Oleh: Abu Inas (Tabayyun Center)
Para pengusung ide pluralisme kadang menggunakan ayat-ayat al-Quran yang berbicara tentang kalimatun sawa’. Allah SWT berfirman:
قُلْ يَا أَهْلَ الْكِتَابِ تَعَالَوْا إِلَى كَلِمَةٍ سَوَاءٍ بَيْنَنَا وَبَيْنَكُمْ أَلا نَعْبُدَ إِلا اللَّهَ وَلا نُشْرِكَ بِهِ شَيْئًا وَلا يَتَّخِذَ بَعْضُنَا بَعْضًا أَرْبَابًا مِنْ دُونِ اللَّهِ
Katakanlah, “Hai Ahlul Kitab, marilah kita berpegang pada suatu kalimat (ketetapan) yang tidak ada perselisihan di antara kami dan kalian, yakni bahwa kita tidak menyembah kecuali Allah dan kita tidak mempersekutukan Dia dengan apa pun; tidak pula sebagian kita menjadikan sebagian yang lain sebagai tuhan selain Allah.” (QS Ali Imran [3]: 64).

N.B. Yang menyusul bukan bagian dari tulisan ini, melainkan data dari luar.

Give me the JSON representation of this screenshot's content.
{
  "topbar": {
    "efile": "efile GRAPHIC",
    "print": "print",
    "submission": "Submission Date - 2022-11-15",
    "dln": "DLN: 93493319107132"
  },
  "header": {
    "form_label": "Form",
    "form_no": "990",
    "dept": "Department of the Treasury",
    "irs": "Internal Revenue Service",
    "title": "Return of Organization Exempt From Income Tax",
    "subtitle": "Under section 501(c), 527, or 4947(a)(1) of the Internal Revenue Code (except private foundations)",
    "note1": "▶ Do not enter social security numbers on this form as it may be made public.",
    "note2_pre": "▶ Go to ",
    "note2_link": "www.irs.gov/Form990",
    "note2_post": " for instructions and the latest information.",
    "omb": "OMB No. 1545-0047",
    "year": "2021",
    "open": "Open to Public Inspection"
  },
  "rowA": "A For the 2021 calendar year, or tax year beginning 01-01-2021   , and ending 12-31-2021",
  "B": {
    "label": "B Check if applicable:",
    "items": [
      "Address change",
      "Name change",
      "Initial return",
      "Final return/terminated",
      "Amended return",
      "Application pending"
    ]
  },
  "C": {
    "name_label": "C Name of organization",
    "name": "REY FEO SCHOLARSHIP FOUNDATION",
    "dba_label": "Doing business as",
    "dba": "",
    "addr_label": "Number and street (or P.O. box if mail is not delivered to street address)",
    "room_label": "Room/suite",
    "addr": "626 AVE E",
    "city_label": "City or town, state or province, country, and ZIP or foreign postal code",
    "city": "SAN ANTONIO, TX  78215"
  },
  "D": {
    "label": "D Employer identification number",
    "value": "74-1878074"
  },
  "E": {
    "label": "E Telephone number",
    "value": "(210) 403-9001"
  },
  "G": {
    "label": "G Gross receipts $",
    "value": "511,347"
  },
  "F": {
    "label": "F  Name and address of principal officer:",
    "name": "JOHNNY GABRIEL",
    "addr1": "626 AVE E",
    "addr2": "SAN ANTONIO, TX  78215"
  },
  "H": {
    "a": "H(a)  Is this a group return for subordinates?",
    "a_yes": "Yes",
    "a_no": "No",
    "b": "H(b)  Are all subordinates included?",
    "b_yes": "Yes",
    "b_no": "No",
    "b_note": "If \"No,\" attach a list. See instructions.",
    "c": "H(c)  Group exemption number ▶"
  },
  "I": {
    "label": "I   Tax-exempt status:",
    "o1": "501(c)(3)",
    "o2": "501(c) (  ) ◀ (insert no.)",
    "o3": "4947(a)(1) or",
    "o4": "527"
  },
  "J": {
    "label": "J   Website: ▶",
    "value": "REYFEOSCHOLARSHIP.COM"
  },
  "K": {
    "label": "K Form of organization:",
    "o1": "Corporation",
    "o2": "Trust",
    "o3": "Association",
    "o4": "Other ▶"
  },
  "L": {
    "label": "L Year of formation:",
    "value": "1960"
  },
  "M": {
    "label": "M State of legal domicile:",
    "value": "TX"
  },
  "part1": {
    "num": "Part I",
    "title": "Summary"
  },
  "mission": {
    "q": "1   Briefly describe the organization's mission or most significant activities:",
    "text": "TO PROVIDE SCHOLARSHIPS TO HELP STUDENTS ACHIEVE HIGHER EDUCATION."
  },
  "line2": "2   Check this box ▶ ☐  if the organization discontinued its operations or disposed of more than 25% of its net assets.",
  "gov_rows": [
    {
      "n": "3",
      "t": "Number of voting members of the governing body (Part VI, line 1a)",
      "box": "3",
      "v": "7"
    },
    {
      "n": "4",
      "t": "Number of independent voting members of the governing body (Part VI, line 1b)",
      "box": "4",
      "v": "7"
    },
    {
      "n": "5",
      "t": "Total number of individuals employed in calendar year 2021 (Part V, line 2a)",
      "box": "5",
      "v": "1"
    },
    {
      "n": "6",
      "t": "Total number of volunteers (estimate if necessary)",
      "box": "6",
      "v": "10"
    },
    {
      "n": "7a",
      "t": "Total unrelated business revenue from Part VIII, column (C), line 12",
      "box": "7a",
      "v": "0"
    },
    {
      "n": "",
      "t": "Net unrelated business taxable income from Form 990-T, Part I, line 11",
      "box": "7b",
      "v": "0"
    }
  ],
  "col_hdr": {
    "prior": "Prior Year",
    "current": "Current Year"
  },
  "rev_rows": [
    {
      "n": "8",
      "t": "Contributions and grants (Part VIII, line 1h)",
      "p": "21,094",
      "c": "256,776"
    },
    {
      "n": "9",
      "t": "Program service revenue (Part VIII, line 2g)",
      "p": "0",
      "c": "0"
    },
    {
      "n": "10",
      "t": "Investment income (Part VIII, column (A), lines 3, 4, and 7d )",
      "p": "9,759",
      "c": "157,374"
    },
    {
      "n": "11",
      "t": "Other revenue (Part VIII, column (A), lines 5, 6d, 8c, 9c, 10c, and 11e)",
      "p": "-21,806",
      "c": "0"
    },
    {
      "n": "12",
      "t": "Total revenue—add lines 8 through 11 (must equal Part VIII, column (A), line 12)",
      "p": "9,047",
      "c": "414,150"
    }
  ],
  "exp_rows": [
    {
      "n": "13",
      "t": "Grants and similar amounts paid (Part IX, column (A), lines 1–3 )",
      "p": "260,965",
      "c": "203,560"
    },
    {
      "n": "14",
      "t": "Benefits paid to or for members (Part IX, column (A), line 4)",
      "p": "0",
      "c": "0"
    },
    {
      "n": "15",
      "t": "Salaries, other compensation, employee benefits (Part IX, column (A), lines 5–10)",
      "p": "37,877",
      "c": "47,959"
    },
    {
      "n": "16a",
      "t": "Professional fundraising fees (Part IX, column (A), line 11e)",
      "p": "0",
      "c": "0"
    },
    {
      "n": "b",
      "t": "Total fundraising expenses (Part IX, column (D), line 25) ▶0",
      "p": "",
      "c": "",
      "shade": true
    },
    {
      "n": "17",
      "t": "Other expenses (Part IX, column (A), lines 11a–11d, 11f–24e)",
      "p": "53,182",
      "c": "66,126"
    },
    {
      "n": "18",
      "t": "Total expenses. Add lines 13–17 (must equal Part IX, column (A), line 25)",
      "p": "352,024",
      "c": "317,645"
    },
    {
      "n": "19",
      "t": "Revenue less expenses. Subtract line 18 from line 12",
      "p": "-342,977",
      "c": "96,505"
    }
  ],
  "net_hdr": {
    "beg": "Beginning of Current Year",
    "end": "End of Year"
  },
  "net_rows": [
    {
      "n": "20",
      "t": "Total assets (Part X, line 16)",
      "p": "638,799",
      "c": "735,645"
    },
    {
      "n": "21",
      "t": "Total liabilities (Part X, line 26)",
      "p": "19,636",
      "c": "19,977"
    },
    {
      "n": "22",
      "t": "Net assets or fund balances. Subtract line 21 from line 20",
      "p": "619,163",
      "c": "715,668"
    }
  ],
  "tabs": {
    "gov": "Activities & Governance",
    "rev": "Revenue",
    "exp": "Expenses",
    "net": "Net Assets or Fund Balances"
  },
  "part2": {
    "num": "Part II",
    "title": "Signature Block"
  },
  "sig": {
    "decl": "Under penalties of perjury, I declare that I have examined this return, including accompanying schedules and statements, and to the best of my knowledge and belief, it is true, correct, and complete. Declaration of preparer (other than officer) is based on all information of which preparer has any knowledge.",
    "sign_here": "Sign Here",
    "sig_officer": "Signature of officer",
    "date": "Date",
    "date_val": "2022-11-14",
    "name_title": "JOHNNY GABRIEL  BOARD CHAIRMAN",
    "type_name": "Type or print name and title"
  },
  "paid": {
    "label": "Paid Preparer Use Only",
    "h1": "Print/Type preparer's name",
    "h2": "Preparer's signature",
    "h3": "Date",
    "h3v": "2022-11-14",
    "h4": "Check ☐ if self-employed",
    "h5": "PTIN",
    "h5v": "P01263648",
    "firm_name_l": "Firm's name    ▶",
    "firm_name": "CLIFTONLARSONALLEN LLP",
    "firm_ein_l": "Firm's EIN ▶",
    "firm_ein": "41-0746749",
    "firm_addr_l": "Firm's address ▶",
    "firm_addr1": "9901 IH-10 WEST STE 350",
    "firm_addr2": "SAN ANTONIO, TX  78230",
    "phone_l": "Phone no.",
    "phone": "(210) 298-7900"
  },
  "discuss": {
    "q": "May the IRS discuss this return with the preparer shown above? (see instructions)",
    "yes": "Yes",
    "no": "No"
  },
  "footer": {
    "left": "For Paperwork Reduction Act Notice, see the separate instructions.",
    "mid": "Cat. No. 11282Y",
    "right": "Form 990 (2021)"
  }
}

Para pengusung gagasan pluralisme mengatakan bahwa agama Yahudi, Kristen dan Islam merupakan agama langit yang memiliki prinsip-prinsip ketuhanan dan berasal dari Tuhan yang sama. Lebih jauh mereka juga menyatakan bahwa umat Islam, Yahudi dan Kristen berasal dari keturunan Ibrahim as. Ketiga pemeluk agama besar itu memiliki akar kesejarahan dan nasab yang sama. Semua menyembah Allah dan sama-sama berpegang pada kalimat[un] sawa’.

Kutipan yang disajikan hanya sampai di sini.